Unfortunately, Washington doesn’t see it that way. Washington does not borrow to satisfy some overwhelming need. It borrows to satisfy an army of special interest groups. Ironically, that’s what we will become when we demand more governmental spending to jump-start our segment of the economy.
Theodore H. White [1915–1986; political journalist, historian and novelist] said "the flood of money that gushes into politics today is a pollution of democracy.” I’m not quite that pessimistic, but I’m not willing to ignore Mr. White either. So what does this mean for us?
To date, contractors have not controlled their own destiny. Instead we’ve been a reactive industry, trying to maintain an orderly market in which to ply our trade, in which to build and remodel structures owned by somebody else. We tend to react—not pro-act—when faced with disruptive forces, whether those forces are new government regulations, labor demands or simply trends in our business.
We also tend to be indirect. We don’t tell our government we need to produce sound buildings at competitive price. We let the architects, the developers, the manufacturers, the unions, the special interest groups and the occasional do-gooders do it for us.
No more. That time has come to an end, and the first step came when we banded together as an association—an association with national influence! To be an association with national influence, we have to do more than old a convention and give speeches directed to Congress. Because if this is all we do, all we’ll get are generic form letters drafted by junior staffers telling us that Congressperson So-and-So appreciated hearing from the folks back home.

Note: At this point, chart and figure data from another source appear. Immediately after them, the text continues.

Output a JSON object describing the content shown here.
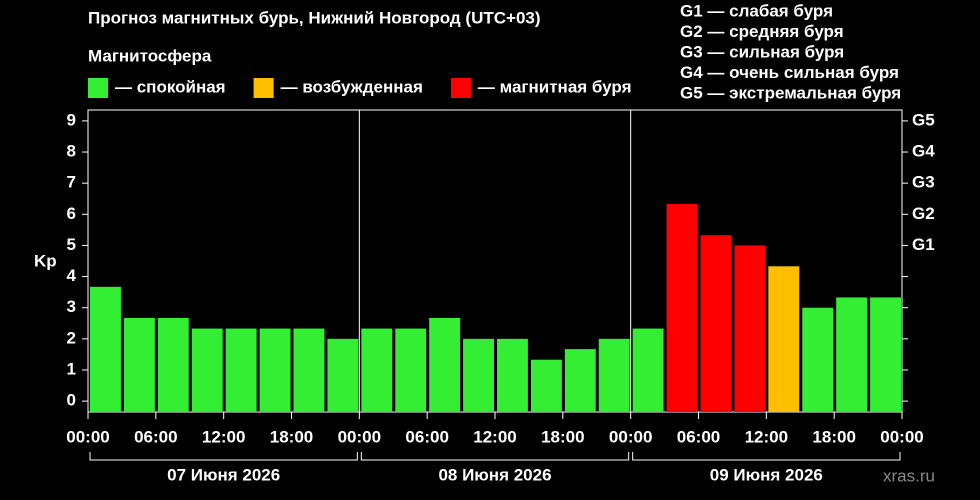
{
  "chart_data": {
    "type": "bar",
    "title": "Прогноз магнитных бурь, Нижний Новгород (UTC+03)",
    "legend_title": "Магнитосфера",
    "legend": [
      {
        "label": "— спокойная",
        "color": "#33ee33"
      },
      {
        "label": "— возбужденная",
        "color": "#ffbf00"
      },
      {
        "label": "— магнитная буря",
        "color": "#ff0000"
      }
    ],
    "storm_levels": [
      "G1 — слабая буря",
      "G2 — средняя буря",
      "G3 — сильная буря",
      "G4 — очень сильная буря",
      "G5 — экстремальная буря"
    ],
    "y_label": "Kp",
    "watermark": "xras.ru",
    "x": [
      0,
      3,
      6,
      9,
      12,
      15,
      18,
      21,
      24,
      27,
      30,
      33,
      36,
      39,
      42,
      45,
      48,
      51,
      54,
      57,
      60,
      63,
      66,
      69
    ],
    "series": [
      {
        "values": [
          3.67,
          2.67,
          2.67,
          2.33,
          2.33,
          2.33,
          2.33,
          2.0,
          2.33,
          2.33,
          2.67,
          2.0,
          2.0,
          1.33,
          1.67,
          2.0,
          2.33,
          6.33,
          5.33,
          5.0,
          4.33,
          3.0,
          3.33,
          3.33
        ],
        "colors": [
          "#33ee33",
          "#33ee33",
          "#33ee33",
          "#33ee33",
          "#33ee33",
          "#33ee33",
          "#33ee33",
          "#33ee33",
          "#33ee33",
          "#33ee33",
          "#33ee33",
          "#33ee33",
          "#33ee33",
          "#33ee33",
          "#33ee33",
          "#33ee33",
          "#33ee33",
          "#ff0000",
          "#ff0000",
          "#ff0000",
          "#ffbf00",
          "#33ee33",
          "#33ee33",
          "#33ee33"
        ]
      }
    ],
    "xlim": [
      0,
      72
    ],
    "xticks": [
      {
        "value": 0,
        "label": "00:00"
      },
      {
        "value": 6,
        "label": "06:00"
      },
      {
        "value": 12,
        "label": "12:00"
      },
      {
        "value": 18,
        "label": "18:00"
      },
      {
        "value": 24,
        "label": "00:00"
      },
      {
        "value": 30,
        "label": "06:00"
      },
      {
        "value": 36,
        "label": "12:00"
      },
      {
        "value": 42,
        "label": "18:00"
      },
      {
        "value": 48,
        "label": "00:00"
      },
      {
        "value": 54,
        "label": "06:00"
      },
      {
        "value": 60,
        "label": "12:00"
      },
      {
        "value": 66,
        "label": "18:00"
      },
      {
        "value": 72,
        "label": "00:00"
      }
    ],
    "day_separators": [
      24,
      48
    ],
    "groups": [
      {
        "label": "07 Июня 2026",
        "start": 0,
        "end": 24
      },
      {
        "label": "08 Июня 2026",
        "start": 24,
        "end": 48
      },
      {
        "label": "09 Июня 2026",
        "start": 48,
        "end": 72
      }
    ],
    "ylim": [
      -0.35,
      9.35
    ],
    "yticks": [
      0,
      1,
      2,
      3,
      4,
      5,
      6,
      7,
      8,
      9
    ],
    "y2lim": [
      -0.35,
      9.35
    ],
    "y2ticks": [
      {
        "value": 5,
        "label": "G1"
      },
      {
        "value": 6,
        "label": "G2"
      },
      {
        "value": 7,
        "label": "G3"
      },
      {
        "value": 8,
        "label": "G4"
      },
      {
        "value": 9,
        "label": "G5"
      }
    ]
  }
}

Instead we must exercise our true right, our true abill.ity to petition and influence our government. How? Let your board of directors, your executive committee and your executive directory help you lobby and communicate. Let’s take advantage of our close relationship with labor, because it is their membership we are laying off. We have mutual concerns and causes, and an advantage in our combined numbers.
We can start with the mail. Our elected representatives and government officials do read their mail—they can’t afford not to. So send them some. Send them a lot. Send it to them in proportion to the sleepless nights and tight-gut mornings they’ve sent us over the last few years. … You have to inform them. You have to influence them. It lies with you. Talk. Make phone calls. Write letter. Charge your board, your executive committee and your executive director with going forward. We can make something happen. With labor as our brother and manufacturing as our benefactor, good ideas can be created, refined and realized.
Don’t put it off. Contact your government officials today. Remember: Our concerns are universal. What happens here in America influences our world and our future. So let’s make it an AWCI influence and an AWCI future.